L’Intifada du 6 février 1984 porta un coup décisif à cet accord. Sous la pression des événements, le président Gemayel fut contraint d’abroger un accord pourtant ratifié par le Parlement et signé par des représentants de l’ensemble des composantes du pays
Le texte prévoyait notamment la fin des hostilités, le retrait total des forces israéliennes et l’établissement d’une zone de sécurité le long de la frontière, sous supervision américaine. Il incluait également des dispositions classiques visant à lever tout obstacle juridique à sa mise en œuvre.
Quarante ans plus tard, le Liban réclame aujourd’hui ce qui lui était alors proposé — et refusé sous pression syrienne — tandis qu’Israël, désormais en position de force, n’entend plus concéder que le strict minimum.

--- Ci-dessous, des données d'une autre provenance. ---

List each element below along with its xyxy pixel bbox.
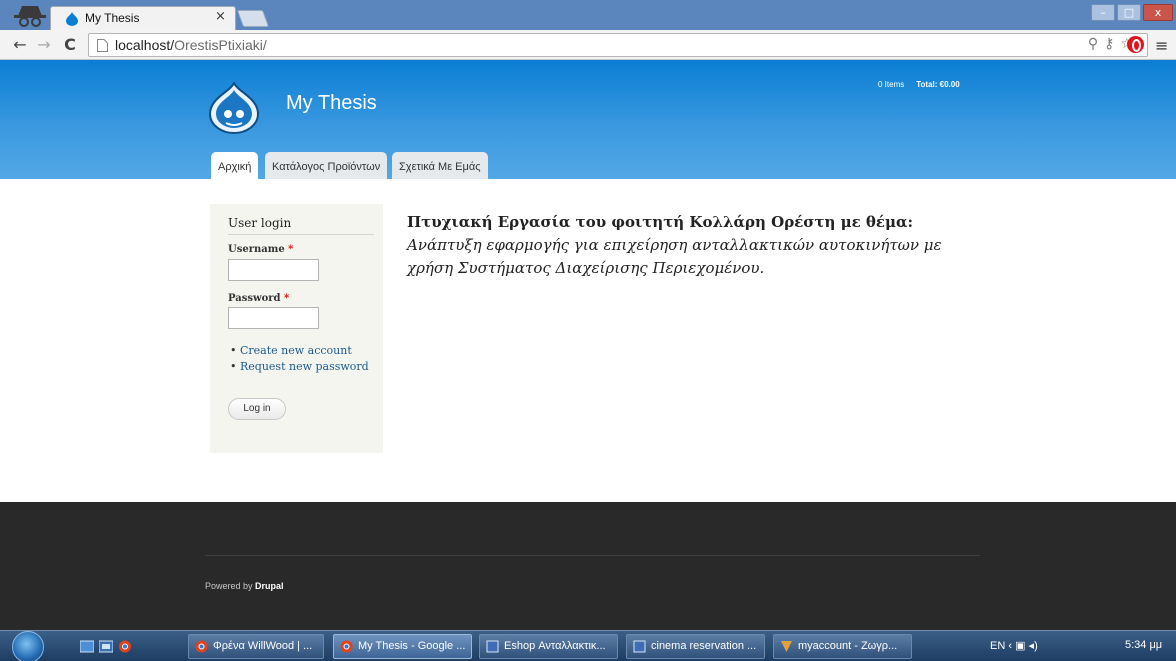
taskbar-clock[interactable]: 5:34 μμ xyxy=(1125,639,1162,651)
browser-toolbar: ← → C localhost/OrestisPtixiaki/ ⚲⚷☆ xyxy=(0,30,1176,60)
opera-extension-icon[interactable] xyxy=(1127,36,1144,53)
incognito-icon xyxy=(14,6,46,27)
taskbar-button-willwood[interactable]: Φρένα WillWood | ... xyxy=(188,634,324,659)
windows-taskbar: Φρένα WillWood | ... My Thesis - Google … xyxy=(0,630,1176,661)
start-button[interactable] xyxy=(12,631,44,661)
login-block-title: User login xyxy=(228,216,292,230)
taskbar-button-label: Eshop Ανταλλακτικ... xyxy=(504,640,606,652)
taskbar-button-my-thesis[interactable]: My Thesis - Google ... xyxy=(333,634,472,659)
user-login-block: User login Username * Password * Create … xyxy=(210,204,383,453)
taskbar-button-label: Φρένα WillWood | ... xyxy=(213,640,313,652)
chrome-icon[interactable] xyxy=(118,640,132,653)
browser-tab-my-thesis[interactable]: My Thesis × xyxy=(50,6,236,30)
site-footer: Powered by Drupal xyxy=(0,502,1176,630)
taskbar-button-label: My Thesis - Google ... xyxy=(358,640,466,652)
show-hidden-icons-icon[interactable]: ‹ xyxy=(1008,640,1012,652)
site-name[interactable]: My Thesis xyxy=(286,92,377,115)
cart-total: Total: €0.00 xyxy=(916,80,960,89)
powered-by: Powered by Drupal xyxy=(205,581,284,591)
taskbar-button-cinema[interactable]: cinema reservation ... xyxy=(626,634,765,659)
password-input[interactable] xyxy=(228,307,319,329)
language-indicator[interactable]: EN xyxy=(990,640,1005,652)
taskbar-button-label: myaccount - Ζωγρ... xyxy=(798,640,898,652)
drupal-link[interactable]: Drupal xyxy=(255,581,284,591)
tab-product-catalog[interactable]: Κατάλογος Προϊόντων xyxy=(265,152,388,179)
login-links: Create new account Request new password xyxy=(230,344,369,376)
browser-tab-title: My Thesis xyxy=(85,11,140,25)
required-marker: * xyxy=(288,244,294,255)
username-input[interactable] xyxy=(228,259,319,281)
taskbar-button-eshop[interactable]: Eshop Ανταλλακτικ... xyxy=(479,634,618,659)
page-icon xyxy=(97,39,108,52)
taskbar-button-label: cinema reservation ... xyxy=(651,640,757,652)
browser-tabstrip: My Thesis × – □ x xyxy=(0,0,1176,30)
volume-icon[interactable]: ◂) xyxy=(1029,640,1038,652)
thesis-heading: Πτυχιακή Εργασία του φοιτητή Κολλάρη Ορέ… xyxy=(407,213,914,231)
drupal-logo-icon[interactable] xyxy=(208,82,260,134)
address-url: localhost/OrestisPtixiaki/ xyxy=(115,37,267,53)
menu-icon[interactable]: ≡ xyxy=(1155,36,1168,55)
login-button[interactable]: Log in xyxy=(228,398,286,420)
new-tab-button[interactable] xyxy=(236,10,270,27)
login-title-divider xyxy=(228,234,374,235)
cart-summary[interactable]: 0 Items Total: €0.00 xyxy=(878,80,960,89)
network-icon[interactable]: ▣ xyxy=(1015,640,1025,652)
vim-icon xyxy=(781,641,792,652)
search-icon[interactable]: ⚲ xyxy=(1088,36,1104,52)
thesis-subject: Ανάπτυξη εφαρμογής για επιχείρηση ανταλλ… xyxy=(407,236,942,277)
tab-close-icon[interactable]: × xyxy=(215,9,226,24)
drupal-favicon-icon xyxy=(66,12,78,26)
site-header: My Thesis 0 Items Total: €0.00 Αρχική Κατ… xyxy=(0,60,1176,180)
key-icon[interactable]: ⚷ xyxy=(1104,36,1120,52)
explorer-icon[interactable] xyxy=(99,640,113,653)
create-account-link[interactable]: Create new account xyxy=(230,344,369,360)
window-minimize-button[interactable]: – xyxy=(1091,4,1115,21)
cart-items: 0 Items xyxy=(878,80,905,89)
chrome-icon xyxy=(195,640,208,653)
system-tray: EN ‹ ▣ ◂) xyxy=(990,639,1038,652)
taskbar-button-myaccount[interactable]: myaccount - Ζωγρ... xyxy=(773,634,912,659)
document-icon xyxy=(486,640,499,653)
footer-divider xyxy=(205,555,980,556)
address-bar[interactable]: localhost/OrestisPtixiaki/ ⚲⚷☆ xyxy=(88,33,1148,57)
tab-about-us[interactable]: Σχετικά Με Εμάς xyxy=(392,152,488,179)
forward-arrow-icon[interactable]: → xyxy=(34,35,54,54)
password-label: Password * xyxy=(228,293,290,304)
reload-icon[interactable]: C xyxy=(60,35,80,54)
url-path: OrestisPtixiaki/ xyxy=(174,37,267,53)
show-desktop-icon[interactable] xyxy=(80,640,94,653)
chrome-icon xyxy=(340,640,353,653)
window-maximize-button[interactable]: □ xyxy=(1117,4,1141,21)
username-label: Username * xyxy=(228,244,294,255)
url-host: localhost/ xyxy=(115,37,175,53)
back-arrow-icon[interactable]: ← xyxy=(10,35,30,54)
window-close-button[interactable]: x xyxy=(1143,4,1173,21)
required-marker: * xyxy=(284,293,290,304)
tab-home[interactable]: Αρχική xyxy=(211,152,259,180)
main-content: Πτυχιακή Εργασία του φοιτητή Κολλάρη Ορέ… xyxy=(407,211,982,280)
request-password-link[interactable]: Request new password xyxy=(230,360,369,376)
document-icon xyxy=(633,640,646,653)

Si la paix avait été entérinée en 1983, le Liban aurait sans doute échappé à une partie de son engrenage tragique. L’Iran postrévolutionnaire n’aurait peut-être pas trouvé le terrain propice à l’implantation du Hezbollah, et la tutelle syrienne n’aurait pas ancré le pays dans un cycle de dépendance et de conflits régionaux qui perdure depuis quatre décennies.
Un accord demeure envisageable à l’issue des hostilités actuelles. Mais il sera, selon toute vraisemblance, nettement moins favorable que celui du 17 mai. Les équilibres ont changé, tout comme la manière dont le Liban est désormais considéré.
C’est là le prix des rendez-vous manqués de l’Histoire, et il continue de se payer, jour après jour. Force est de constater que l’ombre de la tutelle syrienne continue de peser sur le pays. Maudite soit cette époque.